O uso crescente de agrotóxicos é outro fator preocupante. De acordo com dados apresentados por Fernando, em um período de cinco anos, o consumo de agrotóxicos no Brasil cresceu mais de 40%, enquanto a área cultivada aumentou menos de 5%. “Em 2009, o Brasil consumiu 800 mil toneladas de agrotóxicos e o cultivo da soja é o campeão no uso desses produtos. A venda de agrotóxicos no Brasil só aumenta, sem aumentar a área plantada. Se o Brasil é o maior consumidor de agrotóxicos, também é onde há mais alimentos contaminados e pessoas expostas aos riscos dos agrotóxicos”.



Políticas de saúde



Fazendo uma relação entre as políticas de saúde para o campo e os modelos de desenvolvimento, Fernando lembrou que as campanhas sanitárias voltadas para a população do campo sempre tiveram como pano de fundo a exploração dos recursos naturais. “Desde o extrativismo da borracha, era preciso ter trabalhadores saudáveis. Se não houvesse um trabalho sanitário com eles, essa mão-de-obra não poderia ser usada. Outra ação a destacar é a criação do Funrural (Fundo de Assistência e Previdência do Trabalhador Rural), que foi uma das políticas que teve mais capilaridade e influência nas populações do campo, com a intermediação dos sindicatos, e foi usado pela ditadura militar para conter os movimentos sociais do campo. Enquanto os sindicatos se ocupavam com a saúde dos trabalhadores, não tinham tempo de organizar o povo”, disse Fernando.

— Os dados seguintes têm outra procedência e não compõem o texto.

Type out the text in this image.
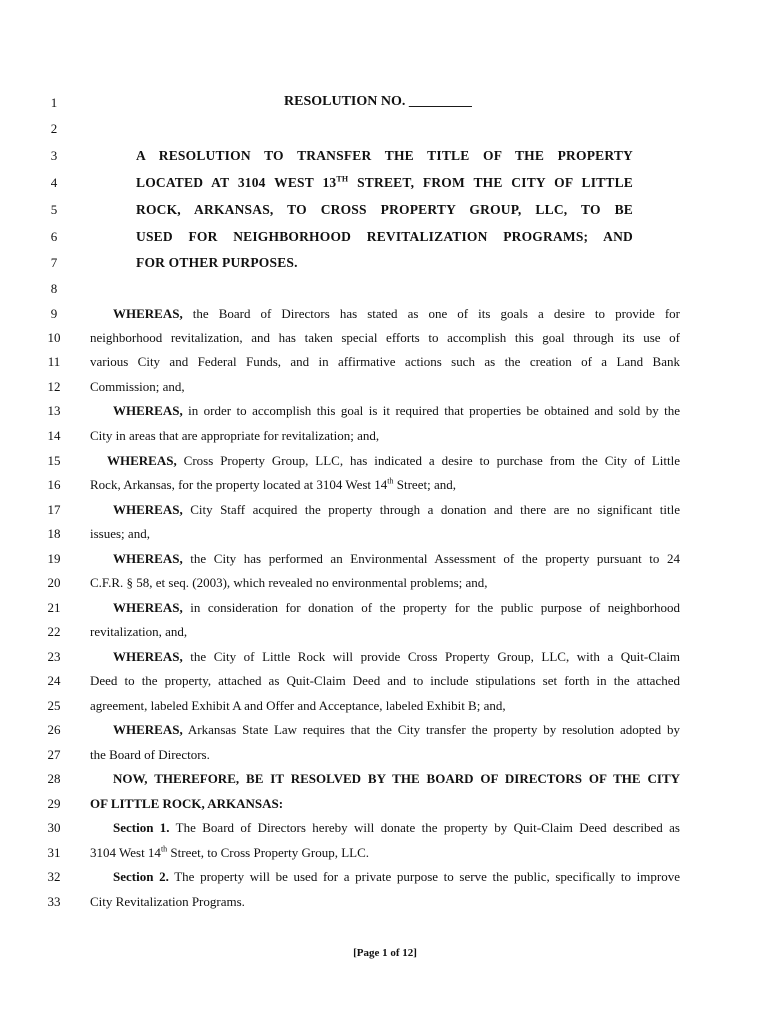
1
2
3
4
5
6
7
8
9
10
11
12
13
14
15
16
17
18
19
20
21
22
23
24
25
26
27
28
29
30
31
32
33
RESOLUTION NO. _________
A RESOLUTION TO TRANSFER THE TITLE OF THE PROPERTY
LOCATED AT 3104 WEST 13TH STREET, FROM THE CITY OF LITTLE
ROCK, ARKANSAS, TO CROSS PROPERTY GROUP, LLC, TO BE
USED FOR NEIGHBORHOOD REVITALIZATION PROGRAMS; AND
FOR OTHER PURPOSES.
WHEREAS, the Board of Directors has stated as one of its goals a desire to provide for
neighborhood revitalization, and has taken special efforts to accomplish this goal through its use of
various City and Federal Funds, and in affirmative actions such as the creation of a Land Bank
Commission; and,
WHEREAS, in order to accomplish this goal is it required that properties be obtained and sold by the
City in areas that are appropriate for revitalization; and,
WHEREAS, Cross Property Group, LLC, has indicated a desire to purchase from the City of Little
Rock, Arkansas, for the property located at 3104 West 14th Street; and,
WHEREAS, City Staff acquired the property through a donation and there are no significant title
issues; and,
WHEREAS, the City has performed an Environmental Assessment of the property pursuant to 24
C.F.R. § 58, et seq. (2003), which revealed no environmental problems; and,
WHEREAS, in consideration for donation of the property for the public purpose of neighborhood
revitalization, and,
WHEREAS, the City of Little Rock will provide Cross Property Group, LLC, with a Quit-Claim
Deed to the property, attached as Quit-Claim Deed and to include stipulations set forth in the attached
agreement, labeled Exhibit A and Offer and Acceptance, labeled Exhibit B; and,
WHEREAS, Arkansas State Law requires that the City transfer the property by resolution adopted by
the Board of Directors.
NOW, THEREFORE, BE IT RESOLVED BY THE BOARD OF DIRECTORS OF THE CITY
OF LITTLE ROCK, ARKANSAS:
Section 1. The Board of Directors hereby will donate the property by Quit-Claim Deed described as
3104 West 14th Street, to Cross Property Group, LLC.
Section 2. The property will be used for a private purpose to serve the public, specifically to improve
City Revitalization Programs.
[Page 1 of 12]
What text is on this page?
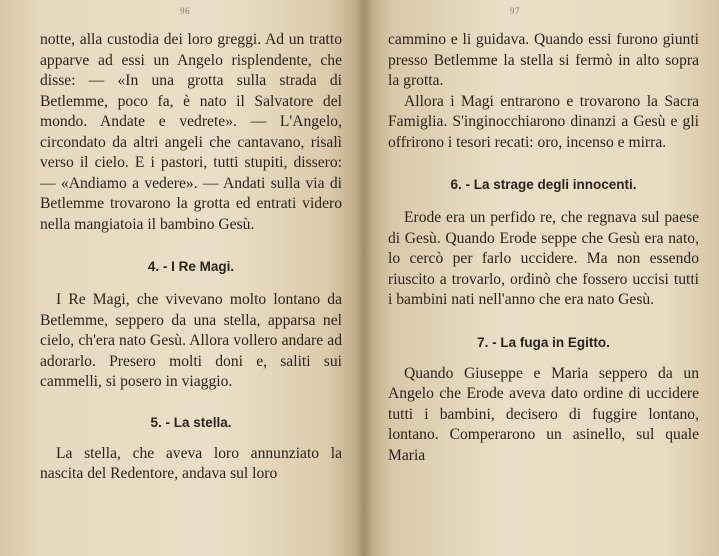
96

notte, alla custodia dei loro greggi. Ad un tratto apparve ad essi un Angelo risplendente, che disse: — «In una grotta sulla strada di Betlemme, poco fa, è nato il Salvatore del mondo. Andate e vedrete». — L'Angelo, circondato da altri angeli che cantavano, risalì verso il cielo. E i pastori, tutti stupiti, dissero: — «Andiamo a vedere». — Andati sulla via di Betlemme trovarono la grotta ed entrati videro nella mangiatoia il bambino Gesù.

4. - I Re Magi.

I Re Magi, che vivevano molto lontano da Betlemme, seppero da una stella, apparsa nel cielo, ch'era nato Gesù. Allora vollero andare ad adorarlo. Presero molti doni e, saliti sui cammelli, si posero in viaggio.

5. - La stella.

La stella, che aveva loro annunziato la nascita del Redentore, andava sul loro

97

cammino e li guidava. Quando essi furono giunti presso Betlemme la stella si fermò in alto sopra la grotta.

Allora i Magi entrarono e trovarono la Sacra Famiglia. S'inginocchiarono dinanzi a Gesù e gli offrirono i tesori recati: oro, incenso e mirra.

6. - La strage degli innocenti.

Erode era un perfido re, che regnava sul paese di Gesù. Quando Erode seppe che Gesù era nato, lo cercò per farlo uccidere. Ma non essendo riuscito a trovarlo, ordinò che fossero uccisi tutti i bambini nati nell'anno che era nato Gesù.

7. - La fuga in Egitto.

Quando Giuseppe e Maria seppero da un Angelo che Erode aveva dato ordine di uccidere tutti i bambini, decisero di fuggire lontano, lontano. Comperarono un asinello, sul quale Maria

Como forma de contribuir para a redução da vulnerabilidade de saúde a que estão expostas a população do Campo, foi criada a Política Nacional de Saúde Integral das Populações do Campo e da Floresta. A política foi construída com a participação de representantes de movimentos sociais, sob a coordenação da Secretaria de Gestão Estratégica e Participativa (Segep) do Ministério da Saúde. “O principal objetivo é garantir o acesso à saúde a essas populações, promovendo a qualidade de vida e respeitando as especificidades dessas pessoas porque, normalmente, o que predomina nas políticas é a dimensão da cidade e não a do campo”, explicou a coordenadora geral de Apoio a Gestão Participativa e ao Controle Social da Segep, Jacinta Senna da Silva.



Incentivar a pesquisa, promover o fortalecimento da participação das representações, apoiar os processos de educação e promover mecanismos de informação e comunicação são outros objetivos da proposta. “A política tem como diretrizes a saúde como um direito universal e social, a transversalidade e a intersetorialidade. Também tem como princípios valorizar as práticas e conhecimentos tradicionais das populações do campo, apoiar a produção sustentável e solidária e promover ambientes saudáveis”, completou a coordenadora.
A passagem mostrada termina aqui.